Auch Helfer brauchen Hilfe: Notfallseelsorger unterstützen Einsatzkräfte im Kreis Cham

Die ehrenamtlichen Notfallseelsorger des Vereins „Gemeinsam für das Leben“ im Landkreis Cham sind dann zur Stelle, wenn die Lage besonders aussichtslos scheint. Sie helfen Betroffenen und auch Einsatzkräften, mit traumatischen Erlebnissen fertig zu werden. „Wir sind im Einsatz, wenn die Lage es erfordert“, sagt Thomas Meindl, Geschäftsführer des Vereins.

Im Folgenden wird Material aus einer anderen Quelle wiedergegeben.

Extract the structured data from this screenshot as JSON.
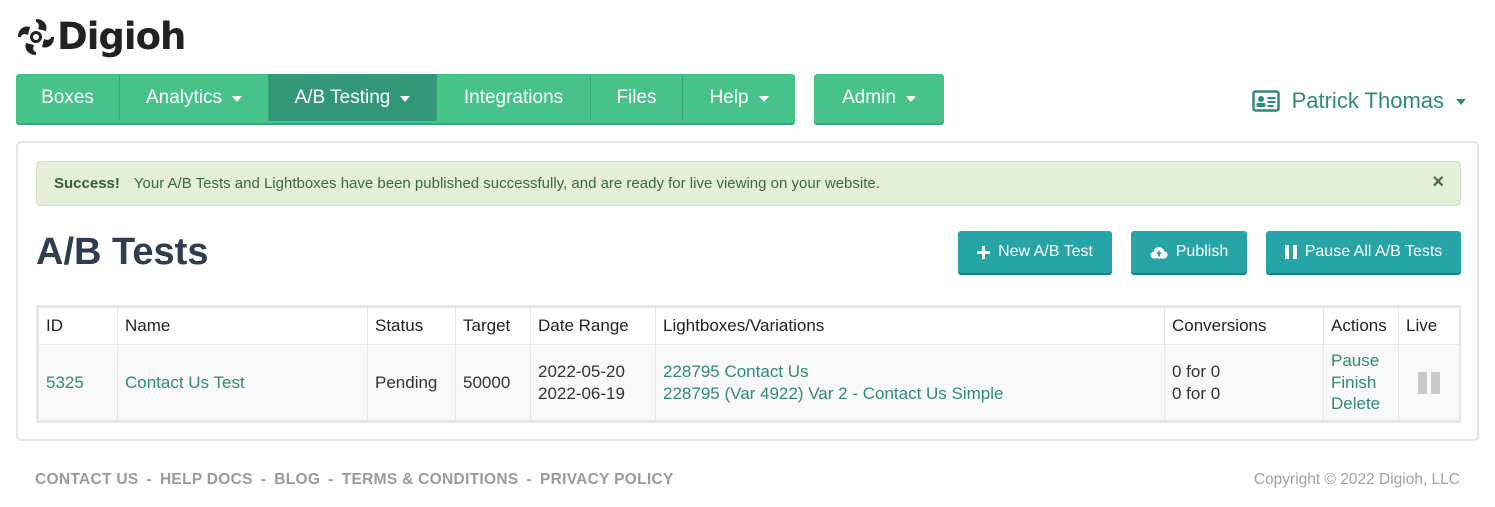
{
  "brand": {
    "name": "Digioh",
    "icon": "digioh-logo-icon"
  },
  "nav": {
    "items": [
      {
        "label": "Boxes",
        "dropdown": false
      },
      {
        "label": "Analytics",
        "dropdown": true
      },
      {
        "label": "A/B Testing",
        "dropdown": true,
        "active": true
      },
      {
        "label": "Integrations",
        "dropdown": false
      },
      {
        "label": "Files",
        "dropdown": false
      },
      {
        "label": "Help",
        "dropdown": true
      }
    ],
    "admin": {
      "label": "Admin",
      "dropdown": true
    }
  },
  "user": {
    "name": "Patrick Thomas",
    "icon": "id-card-icon"
  },
  "alert": {
    "strong": "Success!",
    "message": "Your A/B Tests and Lightboxes have been published successfully, and are ready for live viewing on your website.",
    "close": "×"
  },
  "page": {
    "title": "A/B Tests"
  },
  "buttons": {
    "new_test": "New A/B Test",
    "publish": "Publish",
    "pause_all": "Pause All A/B Tests"
  },
  "table": {
    "headers": [
      "ID",
      "Name",
      "Status",
      "Target",
      "Date Range",
      "Lightboxes/Variations",
      "Conversions",
      "Actions",
      "Live"
    ],
    "rows": [
      {
        "id": "5325",
        "name": "Contact Us Test",
        "status": "Pending",
        "target": "50000",
        "date_start": "2022-05-20",
        "date_end": "2022-06-19",
        "variations": [
          "228795 Contact Us",
          "228795 (Var 4922) Var 2 - Contact Us Simple"
        ],
        "conversions": [
          "0 for 0",
          "0 for 0"
        ],
        "actions": [
          "Pause",
          "Finish",
          "Delete"
        ],
        "live_icon": "pause-icon"
      }
    ]
  },
  "footer": {
    "links": [
      "CONTACT US",
      "HELP DOCS",
      "BLOG",
      "TERMS & CONDITIONS",
      "PRIVACY POLICY"
    ],
    "separator": "-",
    "copyright": "Copyright © 2022 Digioh, LLC"
  },
  "colors": {
    "nav_green": "#47c389",
    "nav_active": "#33987a",
    "button_teal": "#27a4a6",
    "link_green": "#2e8a78",
    "alert_bg": "#e3efd9"
  }
}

Denn auch Einsatzkräfte der Feuerwehr oder vom Rettungsdienst sind laut Meindl nicht sicher vor „möglichen psychischen Folgen“. Zwar sei es eher selten, dass sich Erlebnisse im Einsatz wirklich negativ auswirken. „Trotzdem kann das natürlich immer passieren.“
Besonders schlimm sind laut dem Geschäftsführer Einsätze, bei denen Kinder involviert sind. „Das steckt niemand so einfach weg.“ Auch Unfälle mit vielen Verletzungen oder Toten würden bei den Rettern oft zu einer gewissen Hilflosigkeit führen. Wenn nach solchen Einsätzen Bedarf besteht, ist auch die Notfallseelsorge bereit, zu helfen.

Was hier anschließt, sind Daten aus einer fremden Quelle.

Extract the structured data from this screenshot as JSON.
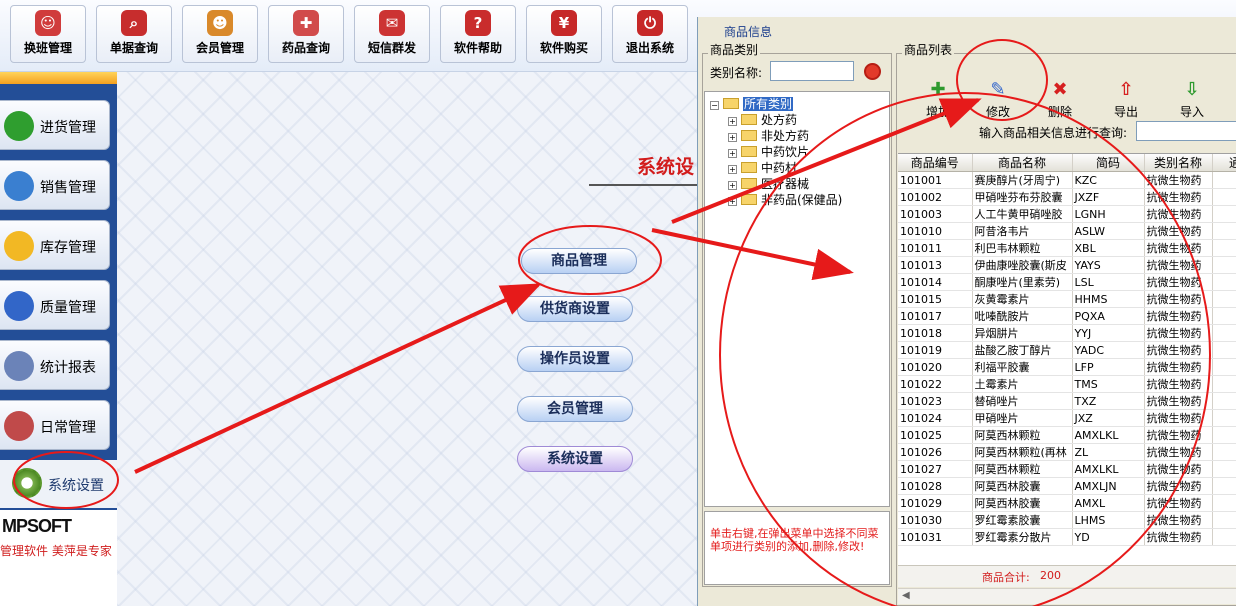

„Oft hilft es schon, über das Erlebte einfach zu sprechen“, erklärt Meindl und ergänzt: „Wenn wir merken, dass noch weitere Hilfe nötig ist, leiten wir die Leute dann weiter an professionelle Stellen.“
Aber wie können sich die Einsatzkräfte auf das Unvorhersehbare bestmöglich vorbereiten? „Man sollte bei Einsätzen immer vom Schlimmsten ausgehen.“ Außerdem sei es wichtig, dass die Helfer den Beruf und das Privatleben trennen.
„Es hilft auch, sich mit Hobbys und Sport abzulenken, um auf andere Gedanken zu kommen“, sagt er. Eine Sache hilft nach seinen Worten den Betroffenen aber auf keinen Fall: „Alkohol oder Drogen machen das Ganze immer nur schlimmer.“ Am wichtigsten sei es, die Einsätze aufzuarbeiten und über das Erlebte mit anderen zu sprechen.